Extended opening hours for GPs not funded, warns BMA

British Medical Association warns you simply couldn’t 'magic up' more doctors to cover the extra hours

Ten times more patients will have access to extended GP opening hours, the Government claimed yesterday, as part of changes to a scheme designed to improve patient care in the community
Ten times more patients will have access to extended GP opening hours, the Government claimed yesterday, as part of changes to a scheme designed to improve patient care in the community

Ten times more patients will have access to extended GP opening hours, the Government claimed yesterday, as part of changes to a scheme designed to improve patient care in the community.

Jeremy Hunt, the Health Secretary, said that 1,147 surgeries covering 5.5 million patients had signed up to the plan. Originally the scheme was only due to benefit 500,000 patients. But the Department of Health later admitted that funding for the scheme had not increased from the £50m that was announced last year.

This is likely to mean that the level of increased access will be far smaller than under the original proposals. The funding is also currently only available for one year.

Last night the British Medical Association warned as a result GP access during the week might be curtailed as you simply couldn’t “magic up” more doctors to cover the extra hours. “The Government claims that more patients will benefit but it is hard to see how that will work when the funding they are providing is not increasing. It is quite likely that patients will not see any differences at all.”

Under the plans 5.5 million people should see some increase in their GPs’ opening hours while another two million people will see additional services such email and Skype consultations being offered.

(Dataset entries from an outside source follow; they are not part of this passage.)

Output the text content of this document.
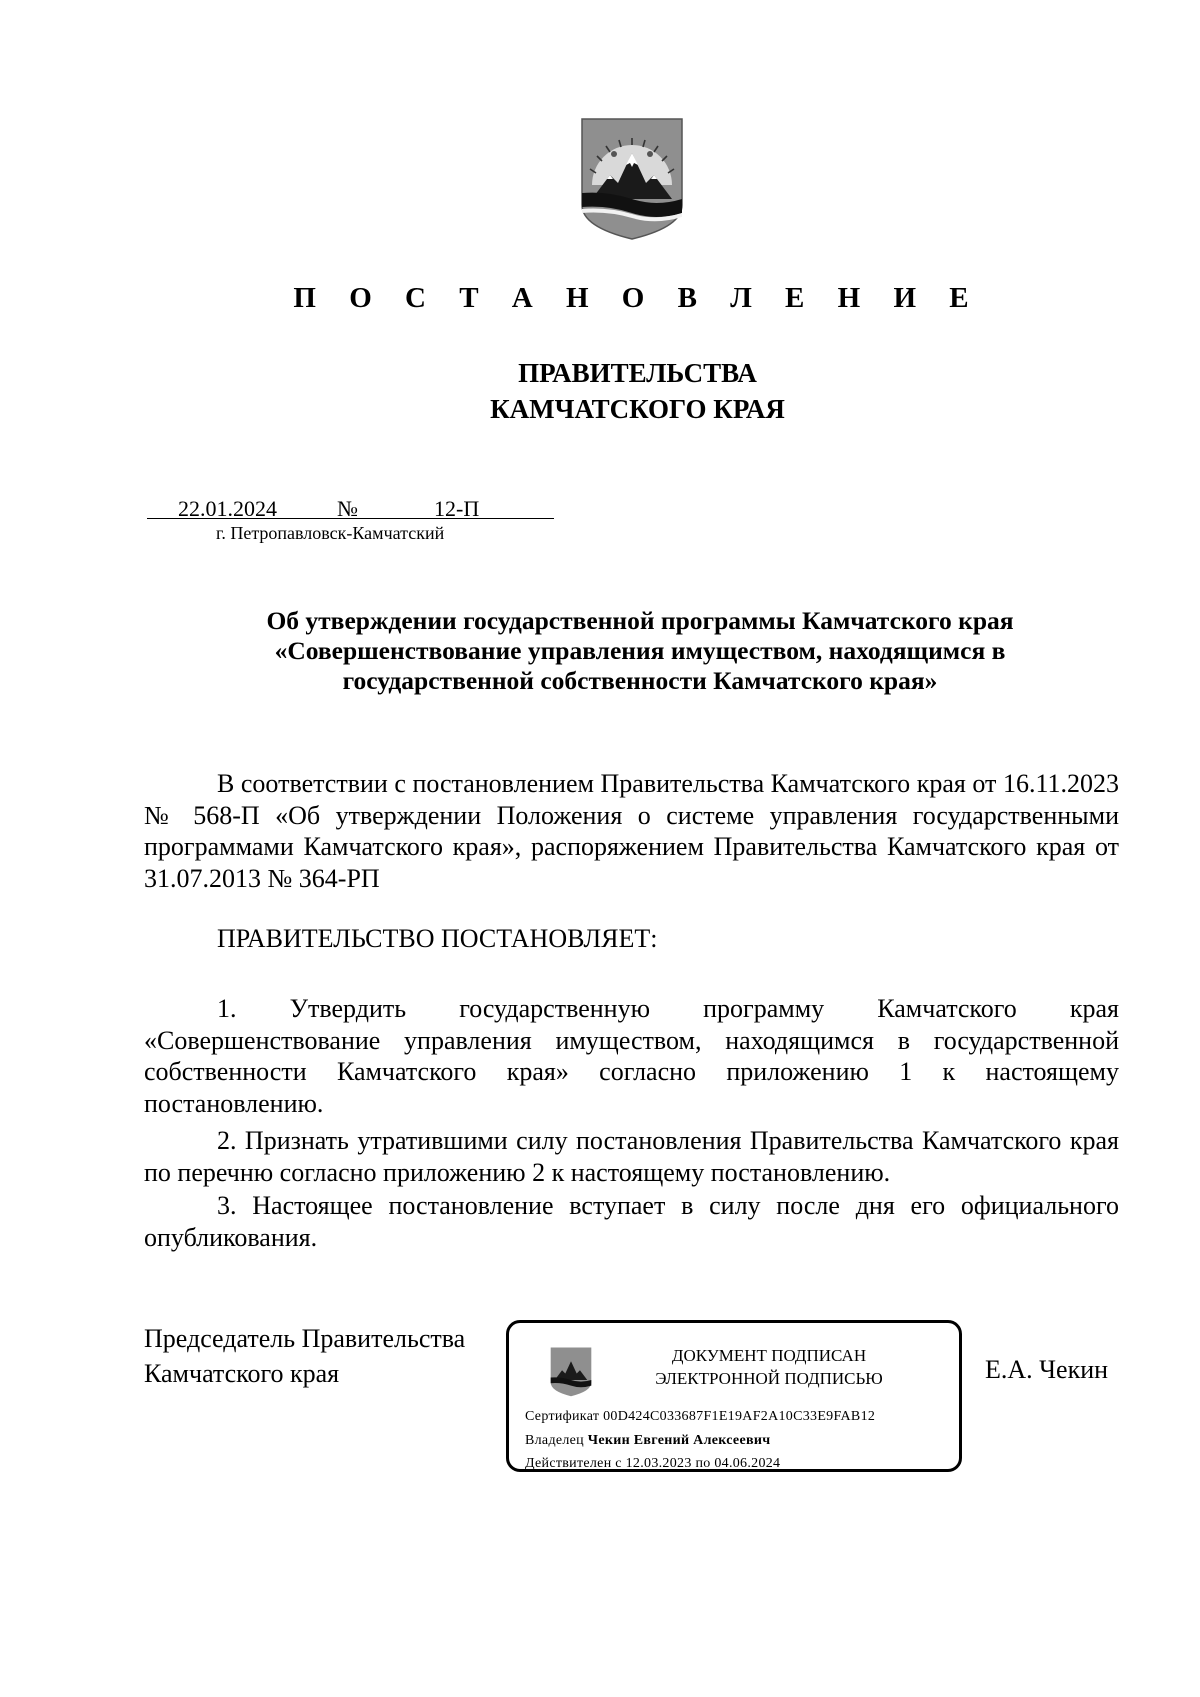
П О С Т А Н О В Л Е Н И Е
ПРАВИТЕЛЬСТВА
КАМЧАТСКОГО КРАЯ
22.01.2024	№	12-П
г. Петропавловск-Камчатский
Об утверждении государственной программы Камчатского края
«Совершенствование управления имуществом, находящимся в
государственной собственности Камчатского края»
В соответствии с постановлением Правительства Камчатского края от 16.11.2023 № 568-П «Об утверждении Положения о системе управления государственными программами Камчатского края», распоряжением Правительства Камчатского края от 31.07.2013 № 364-РП
ПРАВИТЕЛЬСТВО ПОСТАНОВЛЯЕТ:
1. Утвердить государственную программу Камчатского края «Совершенствование управления имуществом, находящимся в государственной собственности Камчатского края» согласно приложению 1 к настоящему постановлению.
2. Признать утратившими силу постановления Правительства Камчатского края по перечню согласно приложению 2 к настоящему постановлению.
3. Настоящее постановление вступает в силу после дня его официального опубликования.
Председатель Правительства
Камчатского края
ДОКУМЕНТ ПОДПИСАН
ЭЛЕКТРОННОЙ ПОДПИСЬЮ
Сертификат 00D424C033687F1E19AF2A10C33E9FAB12
Владелец Чекин Евгений Алексеевич
Действителен с 12.03.2023 по 04.06.2024
Е.А. Чекин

In addition the Government has also announced plans to enhance care services for the elderly. Around 800,000 people over the age of 75 will get tailored care, co-ordinated by just one local GP.

Ministers have committed to recruiting 10,000 more frontline community health staff, including 5,000 GPs and a number of community nurses, by 2020. The Royal College of Nursing said it was “extremely worried” that it had been given no clear indication of where the funding for new care jobs would come from. “Without urgent investment in the nursing workforce, the public are being short changed,” said Dr Peter Carter, the RCN’s general secretary.